I always had a thing for this type of game, maybe because they have so much in common with board games. I thought I could rip a few pages from their book such as resource management, positioning strategies, and coordinating timing.
For my grandmother reading this article, a "tower defense" game is a game in which you need to defend a place, often a castle or a fortress, from evil foes charging in waves. You then have to place towers, barricades or heroes in their way to try to stop them before it's too late. In recent years, Fieldrunners, Plants vs. Zombies, and Kingdom Rush are among the most successful games of the genre.
The theme came to me while remembering the beautiful German forest – I was in Germany for The Marriage of Figaro – and instead of defending a fortress, I wanted the players to protect the Forest of the Oniverse. Fire and flames were the natural enemies, facing an alliance of animals, fountains and floral creatures, each one bringing a specific power.
The draft aspect was the other key element that I wanted to integrate in this game. Instead of playing with the same group of defenders every time, players now have to draft a few of them before each confrontation, giving the players the opportunity to build their own deck for more personalized strategies.
Once a deck is completed, the goal is now to survive the Ravage and its many waves of attacks. Its army and maneuvers are represented with cards, which are divided in four decks. Each of these decks is assigned to a specific zone of the forest.
A game round starts with the revelation of the top card of every Ravage deck and the movement of all of its minions. If one of them reaches the forest, it inflicts a certain amount of damage to the forest — and if the vitality of the forest falls below zero, the game is over.
To prevent this from happening, it is necessary to manage your cards correctly, placing fountains in strategic places and playing the right animals at the right time. But all of these cards have a cost, and you'll need to discard other pieces of your hand to play each of them.
The starting point of Castellion was entirely different: to create a game without any hand to manage.
Even though Onirim, Urbion and Sylvion have very different mechanisms, their objectives and development share a lot of similarities, with the three of them requiring players to manage their cards as well as timing. In these conditions, knowing when to play or discard a card is as important as which card you're actually playing or discarding.

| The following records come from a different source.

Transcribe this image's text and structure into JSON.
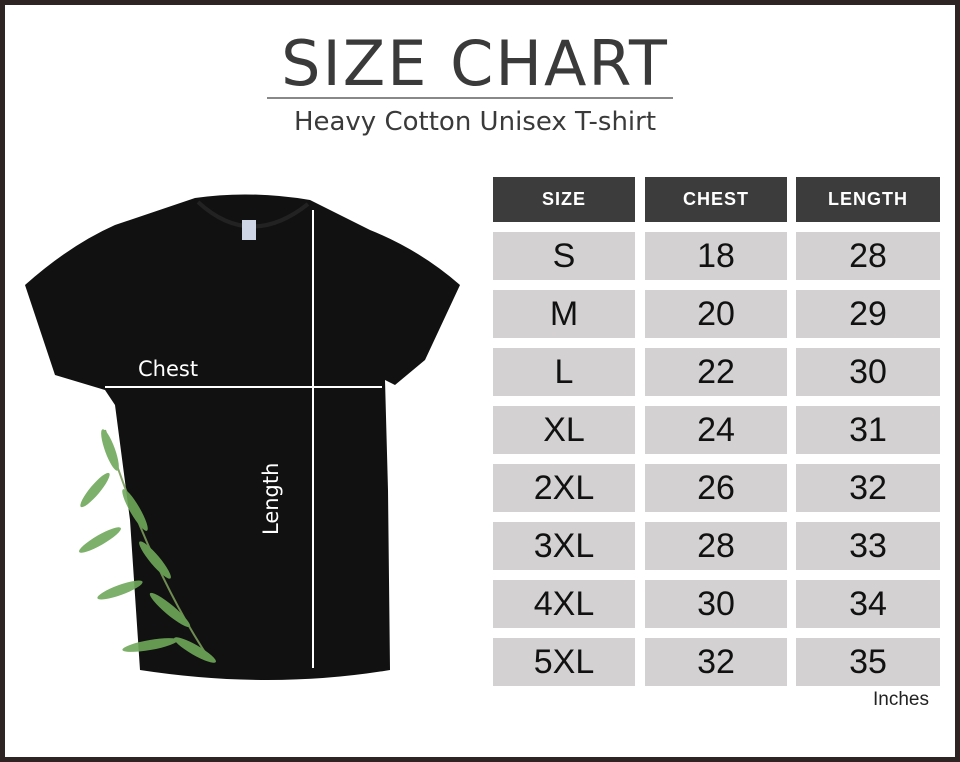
{
  "title": "SIZE CHART",
  "subtitle": "Heavy Cotton Unisex T-shirt",
  "diagram": {
    "chest_label": "Chest",
    "length_label": "Length"
  },
  "table": {
    "headers": [
      "SIZE",
      "CHEST",
      "LENGTH"
    ],
    "rows": [
      [
        "S",
        "18",
        "28"
      ],
      [
        "M",
        "20",
        "29"
      ],
      [
        "L",
        "22",
        "30"
      ],
      [
        "XL",
        "24",
        "31"
      ],
      [
        "2XL",
        "26",
        "32"
      ],
      [
        "3XL",
        "28",
        "33"
      ],
      [
        "4XL",
        "30",
        "34"
      ],
      [
        "5XL",
        "32",
        "35"
      ]
    ],
    "unit": "Inches"
  },
  "colors": {
    "border": "#2e2424",
    "header_bg": "#3c3c3c",
    "cell_bg": "#d3d1d2"
  }
}
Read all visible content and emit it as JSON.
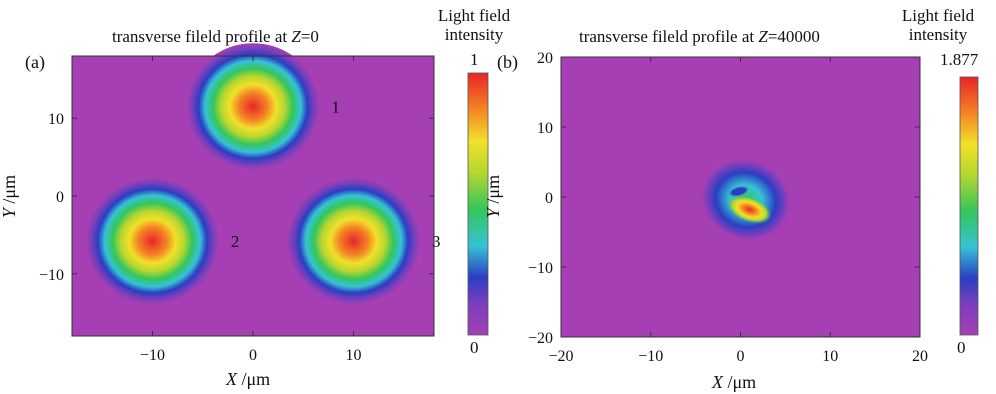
{
  "chart_data": [
    {
      "type": "heatmap",
      "panel": "(a)",
      "title_prefix": "transverse fileld profile at ",
      "title_var": "Z",
      "title_suffix": "=0",
      "xlabel_var": "X",
      "xlabel_unit": " /μm",
      "ylabel_var": "Y",
      "ylabel_unit": " /μm",
      "xlim": [
        -18,
        18
      ],
      "ylim": [
        -18,
        18
      ],
      "xticks": [
        -10,
        0,
        10
      ],
      "yticks": [
        -10,
        0,
        10
      ],
      "xtick_labels": [
        "−10",
        "0",
        "10"
      ],
      "ytick_labels": [
        "−10",
        "0",
        "10"
      ],
      "colorbar": {
        "title": "Light field\nintensity",
        "min": 0,
        "max": 1,
        "min_label": "0",
        "max_label": "1"
      },
      "beams": [
        {
          "label": "1",
          "x": 0,
          "y": 11.5,
          "peak": 1
        },
        {
          "label": "2",
          "x": -10,
          "y": -5.8,
          "peak": 1
        },
        {
          "label": "3",
          "x": 10,
          "y": -5.8,
          "peak": 1
        }
      ]
    },
    {
      "type": "heatmap",
      "panel": "(b)",
      "title_prefix": "transverse fileld profile at ",
      "title_var": "Z",
      "title_suffix": "=40000",
      "xlabel_var": "X",
      "xlabel_unit": " /μm",
      "ylabel_var": "Y",
      "ylabel_unit": " /μm",
      "xlim": [
        -20,
        20
      ],
      "ylim": [
        -20,
        20
      ],
      "xticks": [
        -20,
        -10,
        0,
        10,
        20
      ],
      "yticks": [
        -20,
        -10,
        0,
        10,
        20
      ],
      "xtick_labels": [
        "−20",
        "−10",
        "0",
        "10",
        "20"
      ],
      "ytick_labels": [
        "−20",
        "−10",
        "0",
        "10",
        "20"
      ],
      "colorbar": {
        "title": "Light field\nintensity",
        "min": 0,
        "max": 1.877,
        "min_label": "0",
        "max_label": "1.877"
      },
      "beams": [
        {
          "label": "",
          "x": 0.6,
          "y": -0.4,
          "peak": 0.8
        },
        {
          "label": "",
          "x": 1.0,
          "y": -1.8,
          "peak": 1.877
        },
        {
          "label": "",
          "x": -0.2,
          "y": 0.8,
          "peak": 0.4
        }
      ]
    }
  ]
}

With Castellion, I wanted the decisions to be instantaneous: At the beginning of a turn, the player draws a card and needs to decide immediately if they intend to play or discard it. And since they have no hand of cards, the management takes place somewhere else: the spatial organization of the played cards. Players then need to build something only with these cards: a structure, a building, or perhaps a castle!
After only a few test runs, I decided to replace the cards with tiles as they were much more stable and gave a better sense of construction.
Speaking of tiles, I thought it would be interesting to add a special power to the discard action so that it would create a greater dilemma. This power would then serve to make the castle stronger, able to defend itself.
But to defend the castle from what? That's right: I needed a new villain!
That's when I had the idea of a shape-shifting monster inspired by The Thing by John Carpenter, this cinematic trauma visited on my nine-year-old self. To defeat this entity, the castle has to imitate the monster and also change its form, always getting bigger and stronger so that it might resist the monster's three assaults, each of them more brutal than the last one.
These attacks are triggered when enough Traitor tiles, which are shuffled among the other tiles, are picked and placed. This system creates a great deal of pressure, forcing the players to choose between short-term and long-term preparation, for you never know when the first assault will occur!
The castle's tiles are called Defender tiles, and they represent both a piece of your castle and a defender. There are four types of defenders, each of them carrying a unique shape and a specific power. This power is activated whenever the tile is discarded, whereas the color indicates how and where to position this tile following a defensive formation.
You will need to master these different defensive formations in order to defeat the Menace, and using the right one depends on what form the Menace adopts to attack your castle. For example, if the Menace takes traits of a harpy, your castle will need high towers to defend itself (with these towers being made by aligning columns with tiles of the same color); if the Menace comes at you in a horde instead, you'll need to put up lines of defense (i.e., rows with tiles of the same color).
In the end, Castellion presents itself as a descendant of my childhood puzzles, a puzzle we can do over and over again because of its changing form and versatile pieces. It invites the player to explore all possibilities, but at the same time, reminds them that this is a race against an unavoidable menace.